Viele Gründe, sich schuldig zu fühlen
Es sind weniger politische als religiöse Begriffe, die den Kern dieser Überzeugungen beschreiben. Es gibt viele Gründe, sich schuldig zu fühlen: Als Deutscher, als Mann, als Weißer oder vielleicht einfach weil man mit dem Flugzeug fliegt und damit zum bevorstehenden Klima-Gau beiträgt. Dabei fallen den Vertretern dieser Thesen die inneren Widersprüche nicht auf: Einerseits wird behauptet, wir lebten in einem „strukturell rassistischen“ Land, wo „fremd“ aussehende Menschen täglich Opfer von Alltagsrassismus werden, andererseits drängen Millionen Menschen auf der Suche nach einem besseren Leben genau in dieses schreckliche Land (S.30 f.)
Die radikalen Verfechter dieser These von der Antifa-Fraktion bemerken den offenkundigen Selbstwiderspruch gar nicht: Ausgerechnet in dieses „faschistoide“ Deutschland lädt man Millionen „Geflüchtete“ ein (S. 23). Für die Grünen verheißt die Zuwanderung Erlösung. „Unser Land wird sich ändern, und zwar drastisch. Und ich sag euch eins: Ich freue mich drauf“, bekannte die Grünen-Politikerin Katrin Göring-Eckhardt auf dem Höhepunkt der Flüchtlingskrise 2015. Mohr sieht darin eine ziemlich durchsichtige politische Instrumentalisierung von Migranten: Kriegs- und Armutsflüchtlinge als Präsent für die europäische Wohlstandsgesellschaft.

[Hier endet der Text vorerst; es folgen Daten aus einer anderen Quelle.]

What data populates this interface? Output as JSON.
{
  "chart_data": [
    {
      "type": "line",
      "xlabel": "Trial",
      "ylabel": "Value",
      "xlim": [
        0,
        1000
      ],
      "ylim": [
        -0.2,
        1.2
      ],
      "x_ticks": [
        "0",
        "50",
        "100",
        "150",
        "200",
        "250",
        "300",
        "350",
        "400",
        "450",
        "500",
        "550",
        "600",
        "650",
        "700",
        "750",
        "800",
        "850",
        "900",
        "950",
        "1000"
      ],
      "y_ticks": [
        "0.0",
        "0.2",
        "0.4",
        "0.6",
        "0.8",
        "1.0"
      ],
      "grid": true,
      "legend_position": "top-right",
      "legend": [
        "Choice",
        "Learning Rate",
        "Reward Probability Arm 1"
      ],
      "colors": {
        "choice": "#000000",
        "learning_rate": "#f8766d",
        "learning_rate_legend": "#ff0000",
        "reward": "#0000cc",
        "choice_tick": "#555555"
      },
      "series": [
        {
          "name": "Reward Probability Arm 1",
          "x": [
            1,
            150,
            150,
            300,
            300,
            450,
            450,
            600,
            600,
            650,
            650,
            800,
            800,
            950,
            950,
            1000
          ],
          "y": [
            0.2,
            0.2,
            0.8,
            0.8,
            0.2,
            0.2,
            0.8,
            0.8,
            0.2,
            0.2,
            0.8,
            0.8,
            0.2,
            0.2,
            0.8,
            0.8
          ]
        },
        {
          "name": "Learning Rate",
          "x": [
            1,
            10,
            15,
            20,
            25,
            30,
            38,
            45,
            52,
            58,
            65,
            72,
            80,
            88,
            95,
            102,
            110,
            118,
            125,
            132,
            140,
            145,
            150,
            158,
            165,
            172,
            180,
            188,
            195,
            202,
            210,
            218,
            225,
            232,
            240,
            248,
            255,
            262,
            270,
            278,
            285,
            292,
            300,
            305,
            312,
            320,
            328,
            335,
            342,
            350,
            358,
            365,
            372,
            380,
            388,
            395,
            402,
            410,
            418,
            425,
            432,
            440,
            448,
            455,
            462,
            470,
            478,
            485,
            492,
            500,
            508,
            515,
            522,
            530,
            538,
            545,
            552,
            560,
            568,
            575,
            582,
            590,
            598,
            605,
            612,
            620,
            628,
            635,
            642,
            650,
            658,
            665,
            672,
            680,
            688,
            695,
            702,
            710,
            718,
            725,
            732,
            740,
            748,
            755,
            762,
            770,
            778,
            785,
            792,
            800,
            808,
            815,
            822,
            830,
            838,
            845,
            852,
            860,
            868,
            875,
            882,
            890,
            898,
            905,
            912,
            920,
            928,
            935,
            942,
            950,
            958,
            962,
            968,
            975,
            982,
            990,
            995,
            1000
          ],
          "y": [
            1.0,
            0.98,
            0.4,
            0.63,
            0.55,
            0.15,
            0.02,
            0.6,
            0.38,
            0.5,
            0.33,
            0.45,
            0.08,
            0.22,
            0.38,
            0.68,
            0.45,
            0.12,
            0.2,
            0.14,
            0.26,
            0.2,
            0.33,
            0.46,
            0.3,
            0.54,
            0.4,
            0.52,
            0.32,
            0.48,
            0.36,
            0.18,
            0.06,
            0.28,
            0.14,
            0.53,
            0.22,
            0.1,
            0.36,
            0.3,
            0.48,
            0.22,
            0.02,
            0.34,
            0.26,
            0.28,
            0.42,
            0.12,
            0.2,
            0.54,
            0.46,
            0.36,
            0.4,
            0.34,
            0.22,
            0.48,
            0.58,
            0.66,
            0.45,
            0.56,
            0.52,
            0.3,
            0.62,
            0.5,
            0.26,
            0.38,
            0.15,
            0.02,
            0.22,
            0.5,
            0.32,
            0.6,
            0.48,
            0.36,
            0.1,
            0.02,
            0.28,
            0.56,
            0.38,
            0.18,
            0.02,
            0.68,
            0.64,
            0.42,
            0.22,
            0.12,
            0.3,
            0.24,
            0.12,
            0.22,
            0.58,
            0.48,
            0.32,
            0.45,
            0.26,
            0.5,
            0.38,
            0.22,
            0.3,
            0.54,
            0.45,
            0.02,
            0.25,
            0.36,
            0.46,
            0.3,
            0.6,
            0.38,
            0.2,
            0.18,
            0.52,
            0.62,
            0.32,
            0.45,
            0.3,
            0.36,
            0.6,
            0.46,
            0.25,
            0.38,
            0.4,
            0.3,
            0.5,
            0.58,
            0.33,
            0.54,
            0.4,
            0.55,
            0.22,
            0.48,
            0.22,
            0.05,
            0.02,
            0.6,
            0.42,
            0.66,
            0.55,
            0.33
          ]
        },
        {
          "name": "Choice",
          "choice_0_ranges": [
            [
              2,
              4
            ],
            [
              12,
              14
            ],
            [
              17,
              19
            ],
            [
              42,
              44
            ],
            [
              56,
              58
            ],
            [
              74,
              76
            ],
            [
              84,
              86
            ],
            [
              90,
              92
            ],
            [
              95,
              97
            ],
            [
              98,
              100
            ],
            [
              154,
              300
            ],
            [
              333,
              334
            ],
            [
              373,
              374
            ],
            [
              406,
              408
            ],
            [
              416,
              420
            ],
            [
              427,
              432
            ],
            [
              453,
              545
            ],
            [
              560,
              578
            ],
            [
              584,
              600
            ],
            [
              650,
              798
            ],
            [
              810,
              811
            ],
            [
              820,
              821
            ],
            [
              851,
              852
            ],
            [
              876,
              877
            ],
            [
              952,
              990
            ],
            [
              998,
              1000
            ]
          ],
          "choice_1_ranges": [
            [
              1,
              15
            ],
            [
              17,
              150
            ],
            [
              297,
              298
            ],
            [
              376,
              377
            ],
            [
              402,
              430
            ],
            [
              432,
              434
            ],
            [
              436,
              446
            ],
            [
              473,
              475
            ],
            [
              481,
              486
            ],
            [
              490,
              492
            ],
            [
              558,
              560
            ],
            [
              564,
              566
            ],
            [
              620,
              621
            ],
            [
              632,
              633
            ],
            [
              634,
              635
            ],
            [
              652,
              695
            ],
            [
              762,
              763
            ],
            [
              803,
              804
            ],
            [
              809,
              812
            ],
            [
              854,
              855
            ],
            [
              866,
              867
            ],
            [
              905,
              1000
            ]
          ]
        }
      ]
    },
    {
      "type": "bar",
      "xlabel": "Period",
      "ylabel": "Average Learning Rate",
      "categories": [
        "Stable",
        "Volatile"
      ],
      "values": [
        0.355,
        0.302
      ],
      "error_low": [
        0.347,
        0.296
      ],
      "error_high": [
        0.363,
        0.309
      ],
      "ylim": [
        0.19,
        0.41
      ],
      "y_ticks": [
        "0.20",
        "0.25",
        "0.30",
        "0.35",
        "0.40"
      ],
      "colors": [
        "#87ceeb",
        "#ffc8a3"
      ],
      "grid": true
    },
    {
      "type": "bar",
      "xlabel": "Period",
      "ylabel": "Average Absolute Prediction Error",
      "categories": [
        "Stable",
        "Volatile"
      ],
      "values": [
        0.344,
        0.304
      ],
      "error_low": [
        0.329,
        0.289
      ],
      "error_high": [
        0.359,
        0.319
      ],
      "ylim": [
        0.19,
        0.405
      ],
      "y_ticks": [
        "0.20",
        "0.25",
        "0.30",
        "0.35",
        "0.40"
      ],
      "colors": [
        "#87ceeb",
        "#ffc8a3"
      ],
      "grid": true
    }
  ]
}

Die Szene mit dem Deutschland-Fähnchen
Das merkwürdig verkrampfte Verhältnis zum eigenen Land geht jedoch weit über die radikale „Deutschland verrecke“-Fraktion der Linksextremisten und die Grünen hinaus. Ein kleiner Vorfall ist symptomatisch dafür, was mit Deutschland nicht stimmt: Nach dem Wahlsieg der Union am 22. September 2013 schwenkte der damalige Generalsekretär Hermann Gröhe aus spontaner Freude während einer kleinen Siegesfeier im Konrad-Adenauer-Haus eine kleine schwarz-rot-goldene Fahne. Nach wenigen Sekunden ging Angela Merkel auf ihn zu und nahm ihm im Stil einer französischen Gouvernante das Fähnchen aus der Hand. Die Szene war live im Fernsehen zu sehen.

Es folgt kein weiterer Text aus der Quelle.